Friday, September 9, 2011

Travelogue #5: LA LA Land.

I’m falling behind with this travel blogging thing, partly because the fact of “having a life” has been a terrible inconvenience and gotten in the way, and partly because I just wasn’t sure what to write about LA. 


The truth is I didn’t want to go to LA. It seemed like it was going to be motorised, excessive … and let’s face it - crazy shit happens there.


My first impressions of the city lived up to these expectations as I sat in a bus and stared out into the endless motorways, palm trees and box-like buildings in plastic colours that lined the streets, each attached to a grey parking lot.


How strange and perplexing, I thought, that the good folks of LA would let their city be dominated by such distant and cold streetscapes and such hideous, temporary-looking buildings? Why not invest in architecture and public transport that could become more iconic and lasting? 
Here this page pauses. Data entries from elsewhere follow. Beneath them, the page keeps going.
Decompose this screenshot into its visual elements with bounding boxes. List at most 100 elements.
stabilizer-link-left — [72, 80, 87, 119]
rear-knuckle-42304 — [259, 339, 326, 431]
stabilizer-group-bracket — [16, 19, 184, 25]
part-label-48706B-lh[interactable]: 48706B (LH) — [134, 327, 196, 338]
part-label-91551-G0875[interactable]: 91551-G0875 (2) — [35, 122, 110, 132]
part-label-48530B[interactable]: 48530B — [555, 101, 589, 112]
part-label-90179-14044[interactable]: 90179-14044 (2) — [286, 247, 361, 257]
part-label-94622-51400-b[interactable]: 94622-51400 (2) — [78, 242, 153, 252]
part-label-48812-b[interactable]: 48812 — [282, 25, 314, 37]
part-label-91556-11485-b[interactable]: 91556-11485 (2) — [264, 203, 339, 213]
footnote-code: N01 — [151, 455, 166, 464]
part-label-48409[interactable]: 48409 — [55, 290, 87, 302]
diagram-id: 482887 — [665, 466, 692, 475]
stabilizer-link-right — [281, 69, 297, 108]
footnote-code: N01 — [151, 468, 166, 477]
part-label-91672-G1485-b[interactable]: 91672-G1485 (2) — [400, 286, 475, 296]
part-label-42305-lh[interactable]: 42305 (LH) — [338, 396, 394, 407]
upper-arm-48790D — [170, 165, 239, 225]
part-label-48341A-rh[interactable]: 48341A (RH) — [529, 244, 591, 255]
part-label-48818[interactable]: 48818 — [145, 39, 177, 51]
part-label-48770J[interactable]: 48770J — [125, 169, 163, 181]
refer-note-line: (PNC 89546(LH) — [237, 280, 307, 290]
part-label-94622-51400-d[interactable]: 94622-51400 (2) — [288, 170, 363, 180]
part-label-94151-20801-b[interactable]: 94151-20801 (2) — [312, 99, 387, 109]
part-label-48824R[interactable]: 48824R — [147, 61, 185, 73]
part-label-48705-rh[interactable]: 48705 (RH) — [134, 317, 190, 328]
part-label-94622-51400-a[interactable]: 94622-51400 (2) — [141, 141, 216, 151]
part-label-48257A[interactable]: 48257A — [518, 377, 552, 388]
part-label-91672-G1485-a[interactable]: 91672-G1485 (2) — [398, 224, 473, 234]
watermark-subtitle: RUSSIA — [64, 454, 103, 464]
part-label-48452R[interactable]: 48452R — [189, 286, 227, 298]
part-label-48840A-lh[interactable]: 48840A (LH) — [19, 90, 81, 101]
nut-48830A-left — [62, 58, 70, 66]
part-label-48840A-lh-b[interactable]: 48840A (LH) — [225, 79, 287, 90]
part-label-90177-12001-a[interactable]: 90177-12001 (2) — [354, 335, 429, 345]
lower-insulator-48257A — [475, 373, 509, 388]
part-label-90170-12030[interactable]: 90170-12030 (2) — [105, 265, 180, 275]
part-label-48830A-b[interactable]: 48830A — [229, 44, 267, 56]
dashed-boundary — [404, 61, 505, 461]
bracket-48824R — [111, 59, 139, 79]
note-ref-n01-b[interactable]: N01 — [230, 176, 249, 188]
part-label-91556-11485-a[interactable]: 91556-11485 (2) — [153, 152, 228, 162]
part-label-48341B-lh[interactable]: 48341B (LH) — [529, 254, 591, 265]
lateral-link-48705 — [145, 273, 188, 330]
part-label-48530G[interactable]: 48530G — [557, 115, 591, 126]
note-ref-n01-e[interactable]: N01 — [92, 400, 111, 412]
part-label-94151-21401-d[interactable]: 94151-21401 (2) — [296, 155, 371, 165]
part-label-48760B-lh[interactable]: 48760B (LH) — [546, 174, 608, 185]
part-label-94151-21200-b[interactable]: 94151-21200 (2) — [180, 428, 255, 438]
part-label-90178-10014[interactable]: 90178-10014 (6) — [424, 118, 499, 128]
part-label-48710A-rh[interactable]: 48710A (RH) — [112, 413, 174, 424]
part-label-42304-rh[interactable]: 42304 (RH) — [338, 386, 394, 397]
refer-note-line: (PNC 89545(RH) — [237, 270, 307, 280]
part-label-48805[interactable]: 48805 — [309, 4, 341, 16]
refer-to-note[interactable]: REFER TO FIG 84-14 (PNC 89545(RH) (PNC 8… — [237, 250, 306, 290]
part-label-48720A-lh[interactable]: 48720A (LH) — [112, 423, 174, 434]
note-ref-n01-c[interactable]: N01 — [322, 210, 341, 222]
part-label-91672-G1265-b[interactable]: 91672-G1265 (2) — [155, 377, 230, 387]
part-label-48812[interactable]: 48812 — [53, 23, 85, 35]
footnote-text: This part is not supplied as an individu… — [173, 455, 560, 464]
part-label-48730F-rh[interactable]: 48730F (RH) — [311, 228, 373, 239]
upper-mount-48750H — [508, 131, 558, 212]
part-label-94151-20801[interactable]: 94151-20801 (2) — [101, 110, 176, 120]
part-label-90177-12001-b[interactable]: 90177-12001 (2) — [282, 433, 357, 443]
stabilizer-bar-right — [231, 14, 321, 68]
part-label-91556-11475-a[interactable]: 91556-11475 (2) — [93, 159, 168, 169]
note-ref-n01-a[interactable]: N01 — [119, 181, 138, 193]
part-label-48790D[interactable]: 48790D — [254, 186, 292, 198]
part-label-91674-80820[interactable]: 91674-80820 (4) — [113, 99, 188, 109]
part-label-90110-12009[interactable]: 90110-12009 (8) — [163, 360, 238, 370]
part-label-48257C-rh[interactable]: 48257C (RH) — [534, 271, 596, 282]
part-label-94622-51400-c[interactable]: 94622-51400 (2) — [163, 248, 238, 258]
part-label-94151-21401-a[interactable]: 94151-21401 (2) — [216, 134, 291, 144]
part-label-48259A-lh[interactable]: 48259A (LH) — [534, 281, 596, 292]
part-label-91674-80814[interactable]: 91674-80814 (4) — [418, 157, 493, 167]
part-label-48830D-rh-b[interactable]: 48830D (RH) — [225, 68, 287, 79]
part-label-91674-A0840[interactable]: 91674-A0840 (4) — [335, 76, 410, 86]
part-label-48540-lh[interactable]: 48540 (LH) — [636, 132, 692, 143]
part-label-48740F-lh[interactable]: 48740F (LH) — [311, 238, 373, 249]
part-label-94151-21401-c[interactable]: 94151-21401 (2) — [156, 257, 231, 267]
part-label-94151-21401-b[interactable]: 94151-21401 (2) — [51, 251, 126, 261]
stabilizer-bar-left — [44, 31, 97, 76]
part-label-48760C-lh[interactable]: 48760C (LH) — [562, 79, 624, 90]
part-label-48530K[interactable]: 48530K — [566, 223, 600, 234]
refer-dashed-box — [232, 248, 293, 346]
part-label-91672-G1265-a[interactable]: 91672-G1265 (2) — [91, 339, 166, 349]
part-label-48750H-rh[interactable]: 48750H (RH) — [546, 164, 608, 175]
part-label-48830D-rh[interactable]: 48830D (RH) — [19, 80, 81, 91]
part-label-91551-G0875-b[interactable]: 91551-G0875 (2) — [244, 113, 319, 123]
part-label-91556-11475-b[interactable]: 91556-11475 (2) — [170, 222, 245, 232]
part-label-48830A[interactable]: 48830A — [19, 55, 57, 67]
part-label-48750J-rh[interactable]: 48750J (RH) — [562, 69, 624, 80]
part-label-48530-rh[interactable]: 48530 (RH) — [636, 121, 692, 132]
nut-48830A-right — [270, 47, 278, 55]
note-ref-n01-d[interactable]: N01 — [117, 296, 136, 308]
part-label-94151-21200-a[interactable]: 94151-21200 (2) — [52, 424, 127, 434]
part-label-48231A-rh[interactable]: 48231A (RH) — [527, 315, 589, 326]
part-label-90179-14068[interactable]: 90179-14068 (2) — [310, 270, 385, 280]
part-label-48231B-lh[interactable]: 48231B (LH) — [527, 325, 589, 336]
But of course, there were thoughtful public spaces and attractions in LA too: the Griffith Observatory, high on a hill in vast parklands minutes away from the urban hustle and bustle, so perfectly melded together science and aesthetics; the Getty Center, perched on another hill, was a nirvana of artworks, landscape and nature. Each room was flooded with natural light, each compound faced out onto a plaza, or endless lawns where people sat, ate and socialised instead of being forced to walk past endless paintings and sculptures with sore feet.


From then on, LA seemed to swing between extreme tackiness and extreme elegance; excessive richness and poverty lurking in the cigarette fumes of homeless men. Coldness and warmth. 






The final saving grace in LA was of course the people I met, fellow bloggers and blog readers. Thanks to Twitter, we live in a strange world where we often get to know what someone had for breakfast, how they did at school or how drunk they were on Friday night well before we ever put a face or a voice to the personality.


“How do you know they’re not all kidnappers?” Mum asked me as I told her my plans for the trip.


That, folks, is called a generation gap. 


On my final day in LA, I went to LACMA, which was surprisingly huge with a fascinating collection.


As I walked out of the compound, tourists were taking photos next to the “Urban Light” installations on the street front. Kids were playing hide and seek in between the chess board-like set up of the lamp posts. The sun was setting and casted a golden haze from the West over the city. It was the kind of goldenness that reminded you of stereotypical films about California where beautiful people ran in slow motion across beaches and smooched each other with the kind of intensity not seen since the fall of Nazi Germany. 


Right there and then, how could you not feel incredibly happy about life?


Thank you, LALA Land. I do think we’ll meet again.